Antes de Unaí, otras dos paradas más para recoger más pasajeros. De nada valía decir que no cabía nadie más, porque siempre era encontrado un recurso, un apretoncito más y todo bien. En el punto del café, donde el chofer dijo que sería sólo por un minutito, sólo para salir pasó un cuarto de hora. Para entrar todo el mundo de nuevo, ahí ya con más seis pasajeros, contados por el reloj no fueron menos de cuarenta minutos.

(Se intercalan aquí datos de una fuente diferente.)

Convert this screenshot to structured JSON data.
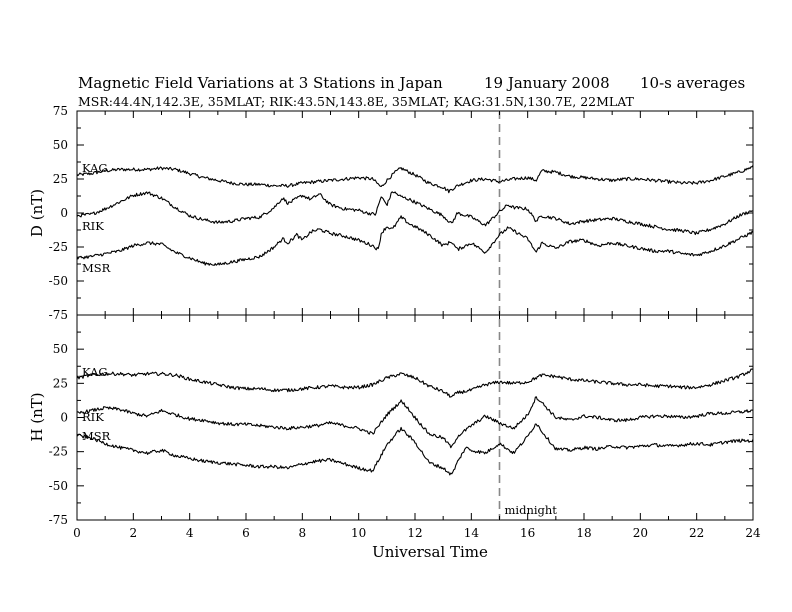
{
  "header": {
    "title": "Magnetic Field Variations at 3 Stations in Japan",
    "date": "19 January 2008",
    "averaging": "10-s averages",
    "stations_line": "MSR:44.4N,142.3E, 35MLAT;  RIK:43.5N,143.8E, 35MLAT;  KAG:31.5N,130.7E, 22MLAT"
  },
  "chart_data": [
    {
      "type": "line",
      "panel": "D",
      "ylabel": "D (nT)",
      "xlim": [
        0,
        24
      ],
      "ylim": [
        -75,
        75
      ],
      "yticks": [
        75,
        50,
        25,
        0,
        -25,
        -50,
        -75
      ],
      "series": [
        {
          "name": "KAG",
          "x": [
            0,
            0.5,
            1,
            1.5,
            2,
            2.5,
            3,
            3.5,
            4,
            4.5,
            5,
            5.5,
            6,
            6.5,
            7,
            7.5,
            8,
            8.5,
            9,
            9.5,
            10,
            10.5,
            10.8,
            11,
            11.3,
            11.5,
            11.8,
            12,
            12.5,
            13,
            13.2,
            13.5,
            14,
            14.5,
            15,
            15.5,
            16,
            16.3,
            16.5,
            17,
            17.5,
            18,
            18.5,
            19,
            19.5,
            20,
            20.5,
            21,
            21.5,
            22,
            22.5,
            23,
            23.5,
            24
          ],
          "values": [
            28,
            29,
            31,
            32,
            32,
            32,
            33,
            32,
            29,
            26,
            24,
            22,
            21,
            21,
            20,
            20,
            22,
            23,
            24,
            25,
            26,
            25,
            19,
            24,
            30,
            33,
            30,
            28,
            22,
            19,
            16,
            20,
            24,
            25,
            23,
            25,
            26,
            24,
            31,
            30,
            27,
            26,
            25,
            24,
            25,
            25,
            24,
            23,
            22,
            22,
            24,
            27,
            30,
            34
          ]
        },
        {
          "name": "RIK",
          "x": [
            0,
            0.5,
            1,
            1.5,
            2,
            2.5,
            3,
            3.5,
            4,
            4.5,
            5,
            5.5,
            6,
            6.5,
            7,
            7.3,
            7.5,
            8,
            8.3,
            8.6,
            9,
            9.5,
            10,
            10.3,
            10.6,
            10.8,
            11,
            11.2,
            11.5,
            11.8,
            12,
            12.5,
            13,
            13.3,
            13.5,
            14,
            14.5,
            15,
            15.3,
            15.5,
            16,
            16.3,
            16.5,
            17,
            17.5,
            18,
            18.5,
            19,
            19.5,
            20,
            20.5,
            21,
            21.5,
            22,
            22.5,
            23,
            23.5,
            24
          ],
          "values": [
            -2,
            -1,
            3,
            8,
            13,
            15,
            11,
            4,
            -2,
            -5,
            -7,
            -6,
            -4,
            -3,
            4,
            11,
            7,
            13,
            10,
            14,
            6,
            3,
            2,
            0,
            -1,
            12,
            6,
            16,
            12,
            10,
            8,
            3,
            -2,
            -8,
            0,
            -3,
            -9,
            1,
            6,
            4,
            3,
            -6,
            -2,
            -4,
            -8,
            -6,
            -5,
            -4,
            -6,
            -8,
            -10,
            -12,
            -13,
            -15,
            -12,
            -8,
            -2,
            2
          ]
        },
        {
          "name": "MSR",
          "x": [
            0,
            0.5,
            1,
            1.5,
            2,
            2.5,
            3,
            3.5,
            4,
            4.5,
            5,
            5.5,
            6,
            6.5,
            7,
            7.3,
            7.5,
            7.8,
            8,
            8.3,
            8.6,
            9,
            9.5,
            10,
            10.5,
            10.7,
            10.8,
            11,
            11.2,
            11.5,
            11.8,
            12,
            12.5,
            13,
            13.3,
            13.5,
            14,
            14.5,
            15,
            15.3,
            15.5,
            16,
            16.3,
            16.5,
            17,
            17.5,
            18,
            18.5,
            19,
            19.5,
            20,
            20.5,
            21,
            21.5,
            22,
            22.5,
            23,
            23.5,
            24
          ],
          "values": [
            -33,
            -32,
            -30,
            -28,
            -24,
            -22,
            -23,
            -29,
            -33,
            -37,
            -38,
            -36,
            -34,
            -32,
            -25,
            -19,
            -22,
            -16,
            -20,
            -14,
            -12,
            -15,
            -17,
            -20,
            -24,
            -27,
            -15,
            -10,
            -12,
            -3,
            -8,
            -10,
            -16,
            -24,
            -21,
            -27,
            -22,
            -29,
            -16,
            -11,
            -13,
            -19,
            -29,
            -22,
            -26,
            -21,
            -20,
            -24,
            -22,
            -24,
            -26,
            -28,
            -28,
            -30,
            -31,
            -28,
            -24,
            -19,
            -14
          ]
        }
      ]
    },
    {
      "type": "line",
      "panel": "H",
      "ylabel": "H (nT)",
      "xlabel": "Universal Time",
      "xlim": [
        0,
        24
      ],
      "ylim": [
        -75,
        75
      ],
      "yticks": [
        75,
        50,
        25,
        0,
        -25,
        -50,
        -75
      ],
      "xticks": [
        0,
        2,
        4,
        6,
        8,
        10,
        12,
        14,
        16,
        18,
        20,
        22,
        24
      ],
      "series": [
        {
          "name": "KAG",
          "x": [
            0,
            0.5,
            1,
            1.5,
            2,
            2.5,
            3,
            3.5,
            4,
            4.5,
            5,
            5.5,
            6,
            6.5,
            7,
            7.5,
            8,
            8.5,
            9,
            9.5,
            10,
            10.5,
            11,
            11.5,
            12,
            12.5,
            13,
            13.3,
            13.5,
            14,
            14.5,
            15,
            15.5,
            16,
            16.5,
            17,
            17.5,
            18,
            18.5,
            19,
            19.5,
            20,
            20.5,
            21,
            21.5,
            22,
            22.5,
            23,
            23.5,
            24
          ],
          "values": [
            29,
            31,
            32,
            32,
            31,
            32,
            32,
            31,
            28,
            26,
            24,
            22,
            21,
            21,
            20,
            20,
            21,
            22,
            23,
            22,
            22,
            24,
            29,
            32,
            29,
            23,
            19,
            15,
            18,
            20,
            24,
            26,
            25,
            26,
            31,
            30,
            28,
            27,
            26,
            25,
            24,
            24,
            23,
            23,
            22,
            22,
            24,
            27,
            30,
            35
          ]
        },
        {
          "name": "RIK",
          "x": [
            0,
            0.5,
            1,
            1.5,
            2,
            2.5,
            3,
            3.5,
            4,
            4.5,
            5,
            5.5,
            6,
            6.5,
            7,
            7.5,
            8,
            8.5,
            9,
            9.5,
            10,
            10.5,
            11,
            11.5,
            11.7,
            12,
            12.5,
            13,
            13.3,
            13.5,
            14,
            14.5,
            15,
            15.5,
            16,
            16.3,
            16.5,
            17,
            17.5,
            18,
            18.5,
            19,
            19.5,
            20,
            20.5,
            21,
            21.5,
            22,
            22.5,
            23,
            23.5,
            24
          ],
          "values": [
            3,
            5,
            7,
            6,
            3,
            1,
            5,
            2,
            -1,
            -2,
            -4,
            -5,
            -5,
            -6,
            -7,
            -8,
            -7,
            -6,
            -4,
            -6,
            -8,
            -12,
            2,
            12,
            8,
            0,
            -12,
            -15,
            -22,
            -14,
            -6,
            1,
            -4,
            -8,
            2,
            15,
            11,
            0,
            -2,
            1,
            0,
            -2,
            -2,
            0,
            1,
            1,
            0,
            1,
            3,
            3,
            4,
            5
          ]
        },
        {
          "name": "MSR",
          "x": [
            0,
            0.5,
            1,
            1.5,
            2,
            2.5,
            3,
            3.5,
            4,
            4.5,
            5,
            5.5,
            6,
            6.5,
            7,
            7.5,
            8,
            8.5,
            9,
            9.5,
            10,
            10.5,
            11,
            11.5,
            12,
            12.5,
            13,
            13.3,
            13.5,
            13.8,
            14,
            14.5,
            15,
            15.5,
            16,
            16.3,
            16.5,
            17,
            17.5,
            18,
            18.5,
            19,
            19.5,
            20,
            20.5,
            21,
            21.5,
            22,
            22.5,
            23,
            23.5,
            24
          ],
          "values": [
            -13,
            -15,
            -19,
            -22,
            -24,
            -26,
            -24,
            -28,
            -30,
            -32,
            -33,
            -34,
            -35,
            -36,
            -36,
            -37,
            -34,
            -32,
            -31,
            -34,
            -37,
            -39,
            -20,
            -8,
            -18,
            -33,
            -37,
            -42,
            -33,
            -22,
            -24,
            -26,
            -19,
            -26,
            -14,
            -4,
            -10,
            -23,
            -24,
            -22,
            -23,
            -21,
            -22,
            -21,
            -20,
            -21,
            -20,
            -19,
            -20,
            -18,
            -17,
            -17
          ]
        }
      ]
    }
  ],
  "annotations": {
    "midnight_label": "midnight",
    "midnight_ut": 15
  }
}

También hubo horario de almuerzo, más tres compañeros de aventura y más demora para entrar y salir, porque el estómago lleno siempre despierta la pereza.
Cuando paramos por la tarde para la comida, no precisó nadie bajarse, porque las naranjas, los plátanos, los melones, pasteles y otras, chucherías, así como los pedazos de caña de azúcar todo fue comprado esta vez a través de las ventanillas una gran novedad y verdadero milagro de salvación fue la aparición del agua mineral, creo que nada más importante en un día de tanto calor.
En la Sierra de Las Araras, un lugarcito bien bonito, arbolizado, con una plaza toda verdecita con césped, apareció una señora para viajar, con tres niños rubiecitos y un cajón con dos guanajos haciendo glu-glu-glu...
Al comienzo, el chofer no concordó, diciendo que era imposible, pues si hubiese lugar para ella y para los muchachitos. ¿Donde iría colocar a los guanajos?
Fue una curiosidad general, gentes y más gentes sacando la cabeza por las ventanillas, queriendo dar opiniones y ayudar en tal situación.
¿Realmente: dónde colocar los guanajos?
Problema para nosotros y para el conductor, porque para la señora todo andaba normal. La doña, llamó al conductor, mandó a sacar tres o cuatro maletas y algunos sacos y paquetes, miró y miró el maletero y como una vieja viajante, metió su cajón en medio de los tarecos de la gente.
Fue un alivio general. De cabeza erguida, importante, ella cogió a los muchachitos, sonrió, limpió el sudor de la frente y con ellos ocupó el primer escalón después de la entrada.
Cuando llegamos a San Francisco, ya no a las cinco de la tarde, sino nada menos que a las ocho de la noche, el ambiente interno estaba tan cargado y tan lleno que la puerta sólo podía ser cerrada o abierta por alguien desde el lado de afuera.
Nadie podía tener miedo de caerse o resbalar, porque no había espacio que lo permitiese.
Aunque no era mi obligación, consideré importante hacer una estactística para el Departamento de Carreteras y Rodovías o para quien le pueda interesar.
Contando al chofer, su ayudante y todos nosotros, daba la cifra de ciento y veintitres pasajeros que bajaron: ciento veintiuna personas y dos guanajos.
Sólo nosotros sobrevivimos hasta la Navidad. Los guanajos deben haber sido argumento del buen apetito durante las fiestas. O antes, porque sabemos que el guanajo no muere en la víspera.